Portas deve olhar para Passos como um alienígena neoliberal que acha que vai
ficar na história por ter tirado o país da bancarrota. E diz frases como “que
se lixem as eleições”, que provocam urticárias ao vice-primeiro-ministro.
Mas o CDS está
refém desta coligação e já deixou passar o tempo para romper. O timing era o da
demissão irrevogável, e esse já não volta atrás. Qual é a lógica de romper
agora com a linha da troika, depois de esta já ter feito todas as maldades que
havia para fazer? E qual é o discurso que que Portas faria numa campanha
eleitoral se concorresse contra o PSD? Eu queria…? Eu
gostaria…? Eu tentei…?
E se quisesse
romper a coligação por não ter conseguido baixar o IRS o que escreveria Portas
na sua carta de demissão? Que “a forma como, reiteradamente, as decisões são
tomadas no Governo torna, efectivamente, dispensável o meu contributo”? E que
“ficar no Governo seria um acto de dissimulação”? Não.
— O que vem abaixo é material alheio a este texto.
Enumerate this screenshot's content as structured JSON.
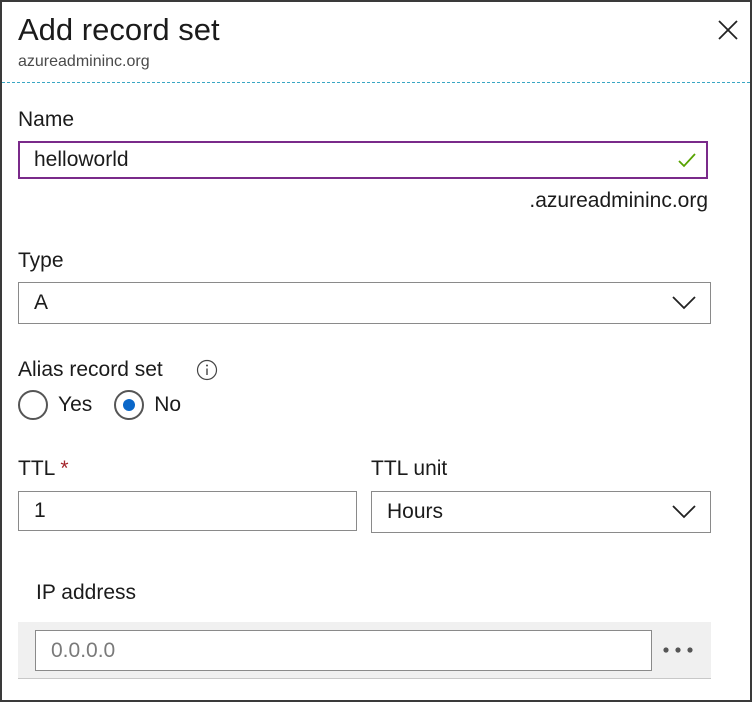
{
  "header": {
    "title": "Add record set",
    "subtitle": "azureadmininc.org"
  },
  "form": {
    "name_label": "Name",
    "name_value": "helloworld",
    "name_suffix": ".azureadmininc.org",
    "type_label": "Type",
    "type_value": "A",
    "alias_label": "Alias record set",
    "alias_options": [
      "Yes",
      "No"
    ],
    "alias_selected": "No",
    "ttl_label": "TTL",
    "ttl_required_mark": "*",
    "ttl_value": "1",
    "ttl_unit_label": "TTL unit",
    "ttl_unit_value": "Hours",
    "ip_label": "IP address",
    "ip_placeholder": "0.0.0.0"
  },
  "colors": {
    "focus_border": "#7a2a8a",
    "check_green": "#57a300",
    "radio_selected": "#0a67c9",
    "required_red": "#a4262c"
  },
  "icons": {
    "close": "close-icon",
    "valid": "checkmark-icon",
    "dropdown": "chevron-down-icon",
    "info": "info-icon",
    "more": "ellipsis-icon"
  }
}
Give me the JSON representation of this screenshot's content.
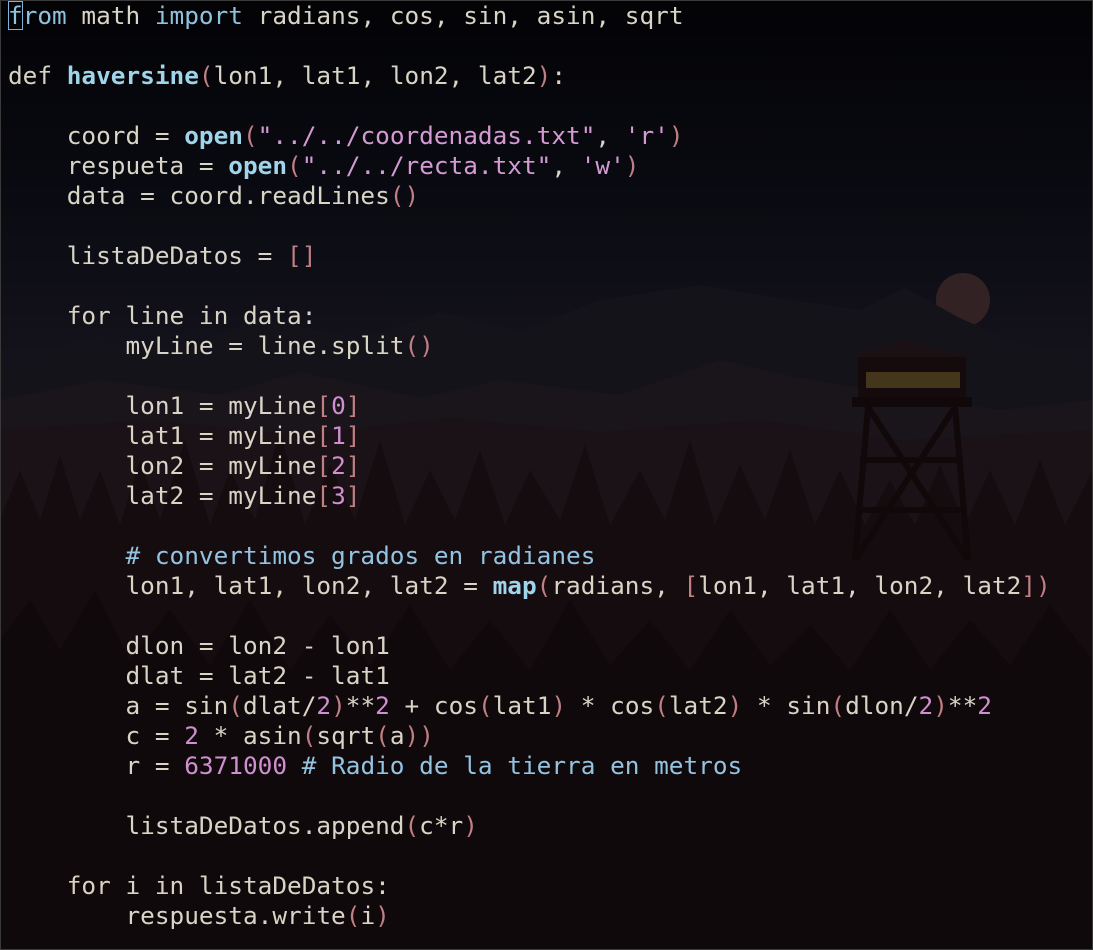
{
  "editor": {
    "language": "python",
    "cursor": {
      "line": 1,
      "column": 1
    },
    "lines": [
      [
        [
          "imp",
          "from"
        ],
        [
          "id",
          " math "
        ],
        [
          "imp",
          "import"
        ],
        [
          "id",
          " radians, cos, sin, asin, sqrt"
        ]
      ],
      [],
      [
        [
          "kw",
          "def "
        ],
        [
          "fn",
          "haversine"
        ],
        [
          "br",
          "("
        ],
        [
          "id",
          "lon1, lat1, lon2, lat2"
        ],
        [
          "br",
          ")"
        ],
        [
          "id",
          ":"
        ]
      ],
      [],
      [
        [
          "id",
          "    coord = "
        ],
        [
          "fn",
          "open"
        ],
        [
          "br",
          "("
        ],
        [
          "str",
          "\"../../coordenadas.txt\""
        ],
        [
          "id",
          ", "
        ],
        [
          "str",
          "'r'"
        ],
        [
          "br",
          ")"
        ]
      ],
      [
        [
          "id",
          "    respueta = "
        ],
        [
          "fn",
          "open"
        ],
        [
          "br",
          "("
        ],
        [
          "str",
          "\"../../recta.txt\""
        ],
        [
          "id",
          ", "
        ],
        [
          "str",
          "'w'"
        ],
        [
          "br",
          ")"
        ]
      ],
      [
        [
          "id",
          "    data = coord.readLines"
        ],
        [
          "br",
          "()"
        ]
      ],
      [],
      [
        [
          "id",
          "    listaDeDatos = "
        ],
        [
          "br",
          "[]"
        ]
      ],
      [],
      [
        [
          "kw",
          "    for"
        ],
        [
          "id",
          " line "
        ],
        [
          "kw",
          "in"
        ],
        [
          "id",
          " data:"
        ]
      ],
      [
        [
          "id",
          "        myLine = line.split"
        ],
        [
          "br",
          "()"
        ]
      ],
      [],
      [
        [
          "id",
          "        lon1 = myLine"
        ],
        [
          "br",
          "["
        ],
        [
          "num",
          "0"
        ],
        [
          "br",
          "]"
        ]
      ],
      [
        [
          "id",
          "        lat1 = myLine"
        ],
        [
          "br",
          "["
        ],
        [
          "num",
          "1"
        ],
        [
          "br",
          "]"
        ]
      ],
      [
        [
          "id",
          "        lon2 = myLine"
        ],
        [
          "br",
          "["
        ],
        [
          "num",
          "2"
        ],
        [
          "br",
          "]"
        ]
      ],
      [
        [
          "id",
          "        lat2 = myLine"
        ],
        [
          "br",
          "["
        ],
        [
          "num",
          "3"
        ],
        [
          "br",
          "]"
        ]
      ],
      [],
      [
        [
          "cm",
          "        # convertimos grados en radianes"
        ]
      ],
      [
        [
          "id",
          "        lon1, lat1, lon2, lat2 = "
        ],
        [
          "fn",
          "map"
        ],
        [
          "br",
          "("
        ],
        [
          "id",
          "radians, "
        ],
        [
          "br",
          "["
        ],
        [
          "id",
          "lon1, lat1, lon2, lat2"
        ],
        [
          "br",
          "])"
        ]
      ],
      [],
      [
        [
          "id",
          "        dlon = lon2 - lon1"
        ]
      ],
      [
        [
          "id",
          "        dlat = lat2 - lat1"
        ]
      ],
      [
        [
          "id",
          "        a = sin"
        ],
        [
          "br",
          "("
        ],
        [
          "id",
          "dlat/"
        ],
        [
          "num",
          "2"
        ],
        [
          "br",
          ")"
        ],
        [
          "id",
          "**"
        ],
        [
          "num",
          "2"
        ],
        [
          "id",
          " + cos"
        ],
        [
          "br",
          "("
        ],
        [
          "id",
          "lat1"
        ],
        [
          "br",
          ")"
        ],
        [
          "id",
          " * cos"
        ],
        [
          "br",
          "("
        ],
        [
          "id",
          "lat2"
        ],
        [
          "br",
          ")"
        ],
        [
          "id",
          " * sin"
        ],
        [
          "br",
          "("
        ],
        [
          "id",
          "dlon/"
        ],
        [
          "num",
          "2"
        ],
        [
          "br",
          ")"
        ],
        [
          "id",
          "**"
        ],
        [
          "num",
          "2"
        ]
      ],
      [
        [
          "id",
          "        c = "
        ],
        [
          "num",
          "2"
        ],
        [
          "id",
          " * asin"
        ],
        [
          "br",
          "("
        ],
        [
          "id",
          "sqrt"
        ],
        [
          "br",
          "("
        ],
        [
          "id",
          "a"
        ],
        [
          "br",
          "))"
        ]
      ],
      [
        [
          "id",
          "        r = "
        ],
        [
          "num",
          "6371000"
        ],
        [
          "cm",
          " # Radio de la tierra en metros"
        ]
      ],
      [],
      [
        [
          "id",
          "        listaDeDatos.append"
        ],
        [
          "br",
          "("
        ],
        [
          "id",
          "c*r"
        ],
        [
          "br",
          ")"
        ]
      ],
      [],
      [
        [
          "kw",
          "    for"
        ],
        [
          "id",
          " i "
        ],
        [
          "kw",
          "in"
        ],
        [
          "id",
          " listaDeDatos:"
        ]
      ],
      [
        [
          "id",
          "        respuesta.write"
        ],
        [
          "br",
          "("
        ],
        [
          "id",
          "i"
        ],
        [
          "br",
          ")"
        ]
      ]
    ]
  },
  "colors": {
    "keyword": "#d7d2c2",
    "import_keyword": "#8fc3dd",
    "builtin_function": "#9fd4ea",
    "string": "#d49ad4",
    "number": "#d08fd0",
    "bracket": "#c07f84",
    "comment": "#93c3e0",
    "identifier": "#d8d4c6",
    "cursor": "#7fb4d8"
  },
  "wallpaper": {
    "icons": [
      "mountains-icon",
      "moon-icon",
      "fire-lookout-tower-icon",
      "pine-forest-icon"
    ]
  }
}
Porque isso já ele
escreveu no Verão do ano passado quando se demitiu irrevogavelmente. Mas pelo
andar da coligação, pelo sim, pelo não, o melhor é que Portas tire algumas
fotocópias dessa carta de demissão. Um destes dias ainda lhe dará uso. E ele
até tem fama de tirar muitas fotocópias em finais de mandato.